How Florio works with QuickBooks Online
Accounting is where a lot of event-software promises quietly fall apart: the reports in the app don’t match the numbers in the bank. Florio’s answer is to treat QuickBooks Online as the system of record and keep your operational data reconciled against it — so a number on a Florio report is a number your accountant recognizes.
What syncs today
Florio runs a live, read-only connection to your QuickBooks Online company:
- Actuals on every event. Invoices and payments recorded in QuickBooks flow back onto the matching Florio event, so you can see quoted vs actual side by side.
- Incremental sync. Florio pulls changes on a schedule rather than making you export and re-import spreadsheets.
- A review queue for anything unmatched. When an invoice can’t be tied to a record automatically, it lands in a queue for a person to resolve — nothing is guessed silently.
Why that matters: commissions on actuals
Most tools calculate commissions from the quote — the number you hoped for months before the event. Florio calculates them from actuals: what the books and the time clock say really happened. Flowers came in under budget? Labor ran long? The commission reflects it, because the finance data and the hours live in the same platform.

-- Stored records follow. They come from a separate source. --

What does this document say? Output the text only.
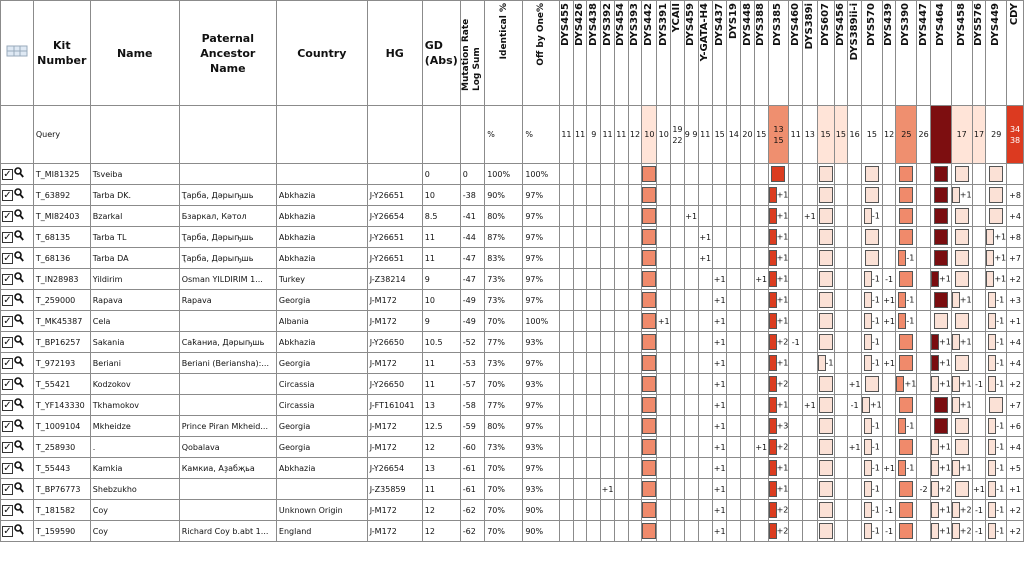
	Kit Number	Name	Paternal Ancestor Name	Country	HG	GD (Abs)	Mutation Rate Log Sum	Identical %	Off by One%	DYS455	DYS426	DYS438	DYS392	DYS454	DYS393	DYS442	DYS391	YCAII	DYS459	Y-GATA-H4	DYS437	DYS19	DYS448	DYS388	DYS385	DYS460	DYS389i	DYS607	DYS456	DYS389ii-i	DYS570	DYS439	DYS390	DYS447	DYS464	DYS458	DYS576	DYS449	CDY

	Query							%	%	11	11	9	11	11	12	10	10	19 22	9 9	11	15	14	20	15	13 15	11	13	15	15	16	15	12	25	26		17	17	29	34 38
✓	T_MI81325	Tsveiba				0	0	100%	100%																														
✓	T_63892	Tarba DK.	Ҭарба, Дәрыҧшь	Abkhazia	J-Y26651	10	-38	90%	97%																+1											+1			+8
✓	T_MI82403	Bzarkal	Бзаркал, Кәтол	Abkhazia	J-Y26654	8.5	-41	80%	97%										+1						+1		+1				-1								+4
✓	T_68135	Tarba TL	Ҭарба, Дәрыҧшь	Abkhazia	J-Y26651	11	-44	87%	97%											+1					+1													+1	+8
✓	T_68136	Tarba DA	Ҭарба, Дәрыҧшь	Abkhazia	J-Y26651	11	-47	83%	97%											+1					+1								-1					+1	+7
✓	T_IN28983	Yildirim	Osman YILDIRIM 1...	Turkey	J-Z38214	9	-47	73%	97%												+1			+1	+1						-1	-1			+1			+1	+2
✓	T_259000	Rapava	Rapava	Georgia	J-M172	10	-49	73%	97%												+1				+1						-1	+1	-1			+1		-1	+3
✓	T_MK45387	Cela		Albania	J-M172	9	-49	70%	100%								+1				+1				+1						-1	+1	-1					-1	+1
✓	T_BP16257	Sakania	Саҟаниа, Дәрыҧшь	Abkhazia	J-Y26650	10.5	-52	77%	93%												+1				+2	-1					-1				+1	+1		-1	+4
✓	T_972193	Beriani	Beriani (Beriansha):...	Georgia	J-M172	11	-53	73%	97%												+1				+1			-1			-1	+1			+1			-1	+4
✓	T_55421	Kodzokov		Circassia	J-Y26650	11	-57	70%	93%												+1				+2					+1			+1		+1	+1	-1	-1	+2
✓	T_YF143330	Tkhamokov		Circassia	J-FT161041	13	-58	77%	97%												+1				+1		+1			-1	+1					+1			+7
✓	T_1009104	Mkheidze	Prince Piran Mkheid...	Georgia	J-M172	12.5	-59	80%	97%												+1				+3						-1		-1					-1	+6
✓	T_258930	.	Qobalava	Georgia	J-M172	12	-60	73%	93%												+1			+1	+2					+1	-1				+1			-1	+4
✓	T_55443	Kamkia	Камкиа, Аҙабҗьа	Abkhazia	J-Y26654	13	-61	70%	97%												+1				+1						-1	+1	-1		+1	+1		-1	+5
✓	T_BP76773	Shebzukho			J-Z35859	11	-61	70%	93%				+1								+1				+1						-1			-2	+2		+1	-1	+1
✓	T_181582	Coy		Unknown Origin	J-M172	12	-62	70%	90%												+1				+2						-1	-1			+1	+2	-1	-1	+2
✓	T_159590	Coy	Richard Coy b.abt 1...	England	J-M172	12	-62	70%	90%												+1				+2						-1	-1			+1	+2	-1	-1	+2
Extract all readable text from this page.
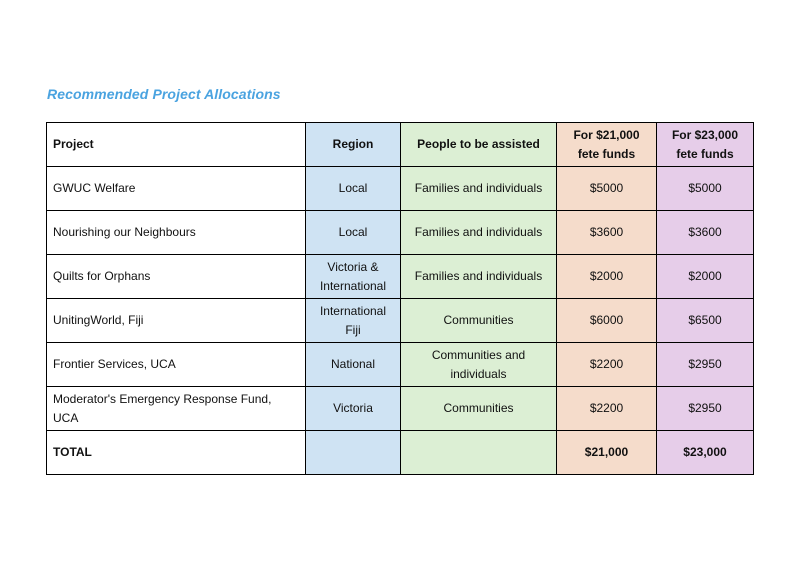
Recommended Project Allocations
Project	Region	People to be assisted	For $21,000 fete funds	For $23,000 fete funds
GWUC Welfare	Local	Families and individuals	$5000	$5000
Nourishing our Neighbours	Local	Families and individuals	$3600	$3600
Quilts for Orphans	Victoria & International	Families and individuals	$2000	$2000
UnitingWorld, Fiji	International Fiji	Communities	$6000	$6500
Frontier Services, UCA	National	Communities and individuals	$2200	$2950
Moderator's Emergency Response Fund, UCA	Victoria	Communities	$2200	$2950
TOTAL			$21,000	$23,000
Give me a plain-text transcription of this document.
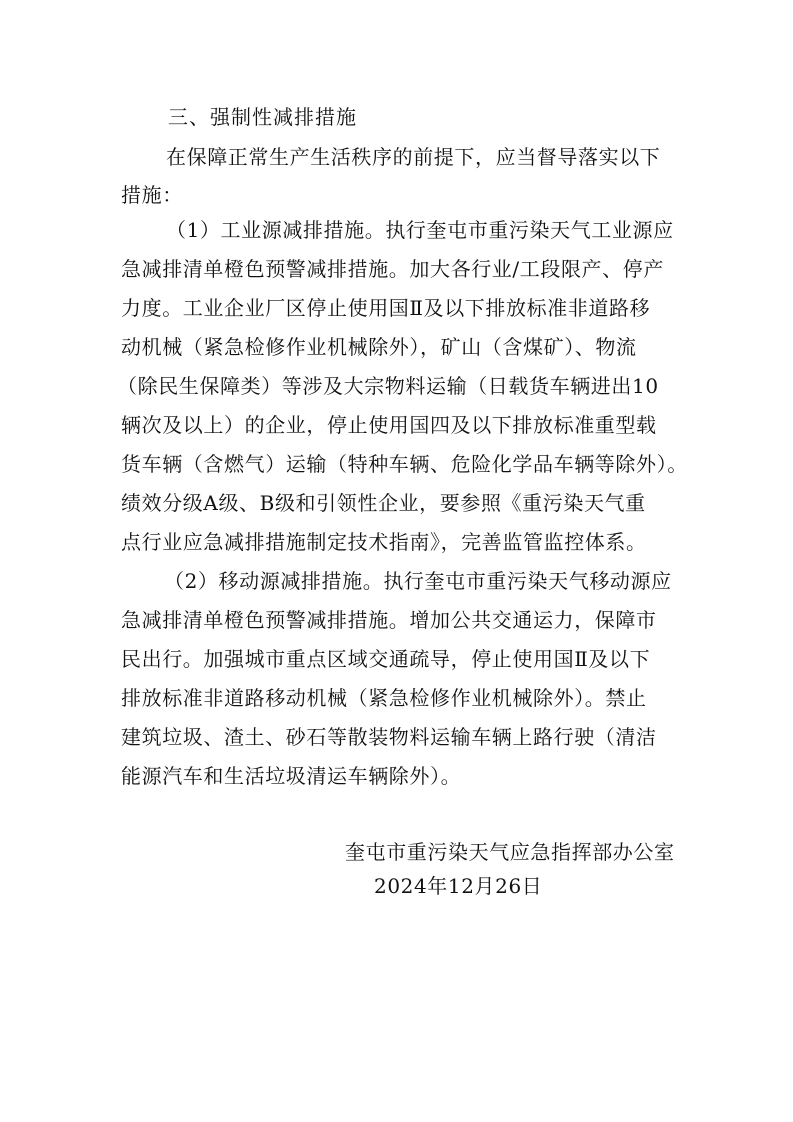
三、强制性减排措施
在保障正常生产生活秩序的前提下，应当督导落实以下
措施：
（1）工业源减排措施。执行奎屯市重污染天气工业源应
急减排清单橙色预警减排措施。加大各行业/工段限产、停产
力度。工业企业厂区停止使用国Ⅱ及以下排放标准非道路移
动机械（紧急检修作业机械除外），矿山（含煤矿）、物流
（除民生保障类）等涉及大宗物料运输（日载货车辆进出10
辆次及以上）的企业，停止使用国四及以下排放标准重型载
货车辆（含燃气）运输（特种车辆、危险化学品车辆等除外）。
绩效分级A级、B级和引领性企业，要参照《重污染天气重
点行业应急减排措施制定技术指南》，完善监管监控体系。
（2）移动源减排措施。执行奎屯市重污染天气移动源应
急减排清单橙色预警减排措施。增加公共交通运力，保障市
民出行。加强城市重点区域交通疏导，停止使用国Ⅱ及以下
排放标准非道路移动机械（紧急检修作业机械除外）。禁止
建筑垃圾、渣土、砂石等散装物料运输车辆上路行驶（清洁
能源汽车和生活垃圾清运车辆除外）。
奎屯市重污染天气应急指挥部办公室
2024年12月26日
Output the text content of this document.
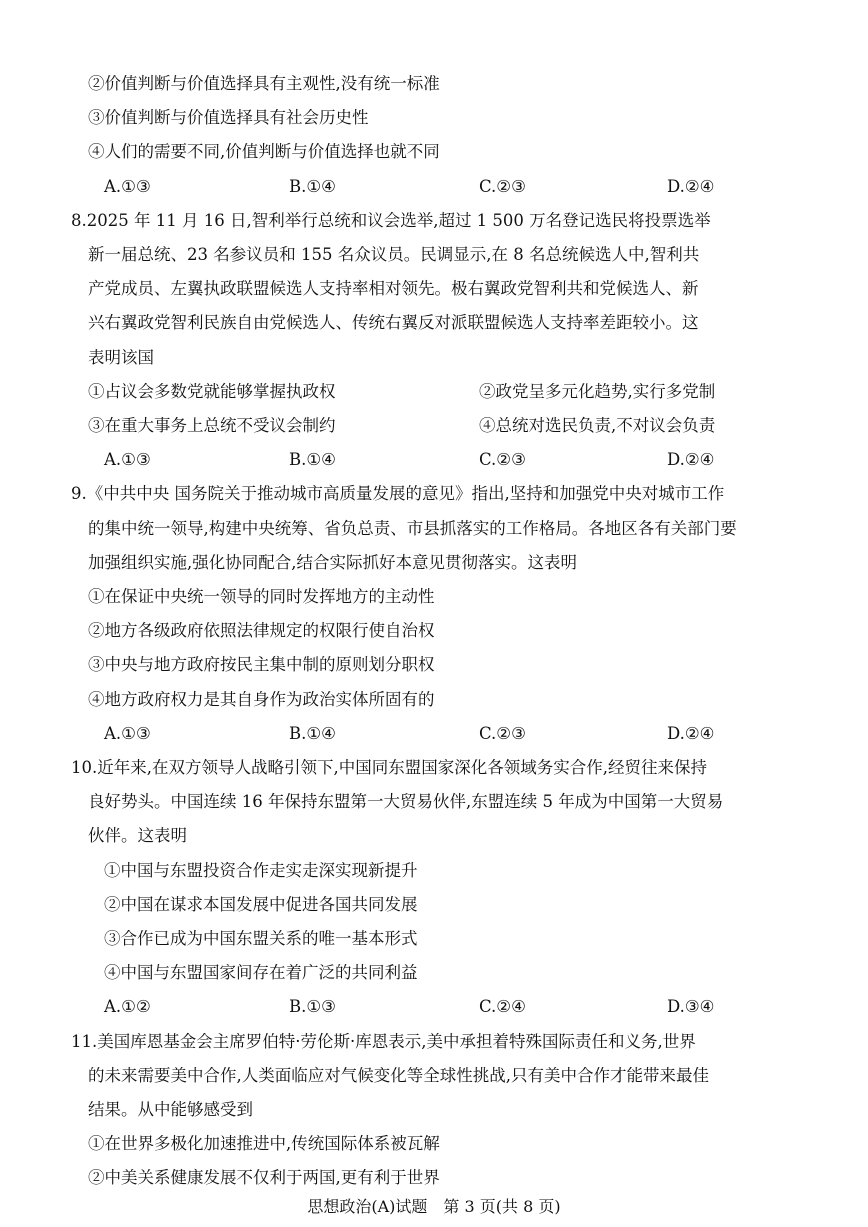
②价值判断与价值选择具有主观性,没有统一标准
③价值判断与价值选择具有社会历史性
④人们的需要不同,价值判断与价值选择也就不同
A.①③	B.①④	C.②③	D.②④
8.2025 年 11 月 16 日,智利举行总统和议会选举,超过 1 500 万名登记选民将投票选举
新一届总统、23 名参议员和 155 名众议员。民调显示,在 8 名总统候选人中,智利共
产党成员、左翼执政联盟候选人支持率相对领先。极右翼政党智利共和党候选人、新
兴右翼政党智利民族自由党候选人、传统右翼反对派联盟候选人支持率差距较小。这
表明该国
①占议会多数党就能够掌握执政权	②政党呈多元化趋势,实行多党制
③在重大事务上总统不受议会制约	④总统对选民负责,不对议会负责
A.①③	B.①④	C.②③	D.②④
9.《中共中央 国务院关于推动城市高质量发展的意见》指出,坚持和加强党中央对城市工作
的集中统一领导,构建中央统筹、省负总责、市县抓落实的工作格局。各地区各有关部门要
加强组织实施,强化协同配合,结合实际抓好本意见贯彻落实。这表明
①在保证中央统一领导的同时发挥地方的主动性
②地方各级政府依照法律规定的权限行使自治权
③中央与地方政府按民主集中制的原则划分职权
④地方政府权力是其自身作为政治实体所固有的
A.①③	B.①④	C.②③	D.②④
10.近年来,在双方领导人战略引领下,中国同东盟国家深化各领域务实合作,经贸往来保持
良好势头。中国连续 16 年保持东盟第一大贸易伙伴,东盟连续 5 年成为中国第一大贸易
伙伴。这表明
①中国与东盟投资合作走实走深实现新提升
②中国在谋求本国发展中促进各国共同发展
③合作已成为中国东盟关系的唯一基本形式
④中国与东盟国家间存在着广泛的共同利益
A.①②	B.①③	C.②④	D.③④
11.美国库恩基金会主席罗伯特·劳伦斯·库恩表示,美中承担着特殊国际责任和义务,世界
的未来需要美中合作,人类面临应对气候变化等全球性挑战,只有美中合作才能带来最佳
结果。从中能够感受到
①在世界多极化加速推进中,传统国际体系被瓦解
思想政治(A)试题　第 3 页(共 8 页)
②中美关系健康发展不仅利于两国,更有利于世界
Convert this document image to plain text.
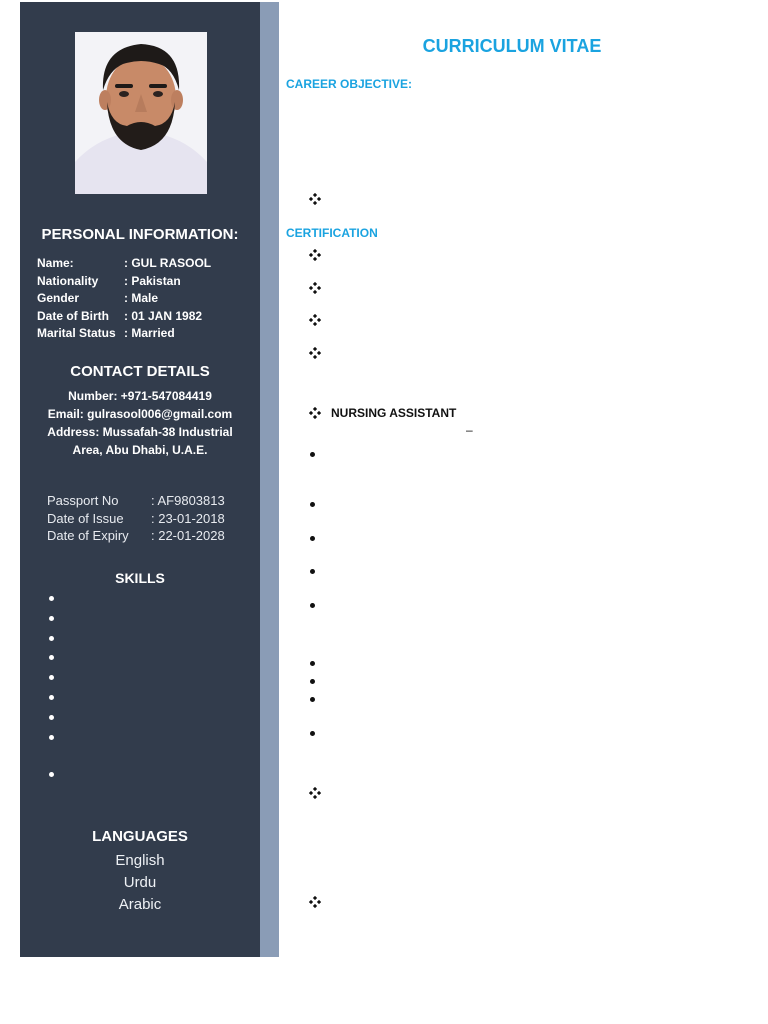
PERSONAL INFORMATION:
Name:	: GUL RASOOL
Nationality : Pakistan
Gender	: Male
Date of Birth : 01 JAN 1982
Marital Status : Married
CONTACT DETAILS
Number: +971-547084419
Email: gulrasool006@gmail.com
Address: Mussafah-38 Industrial
Area, Abu Dhabi, U.A.E.
Passport No : AF9803813
Date of Issue : 23-01-2018
Date of Expiry : 22-01-2028
SKILLS
LANGUAGES
English
Urdu
Arabic
CURRICULUM VITAE
CAREER OBJECTIVE:
CERTIFICATION
NURSING ASSISTANT
–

The same discipline shows up elsewhere:
- Penny-accurate platform payouts — orders from outside marketplaces are reconciled gross → fee → net, so the deposit matches the record.
- Per-jurisdiction tax — estimated on the right base for each locality, consistent with how it posts downstream.
What’s coming
A full set of write-back capabilities is built and staged — creating invoices and sales receipts from orders, deposit invoices for events, and month-end maintenance billing — turned on deliberately, after an accountant signs off on the mapping. The goal is never a surprise in your books.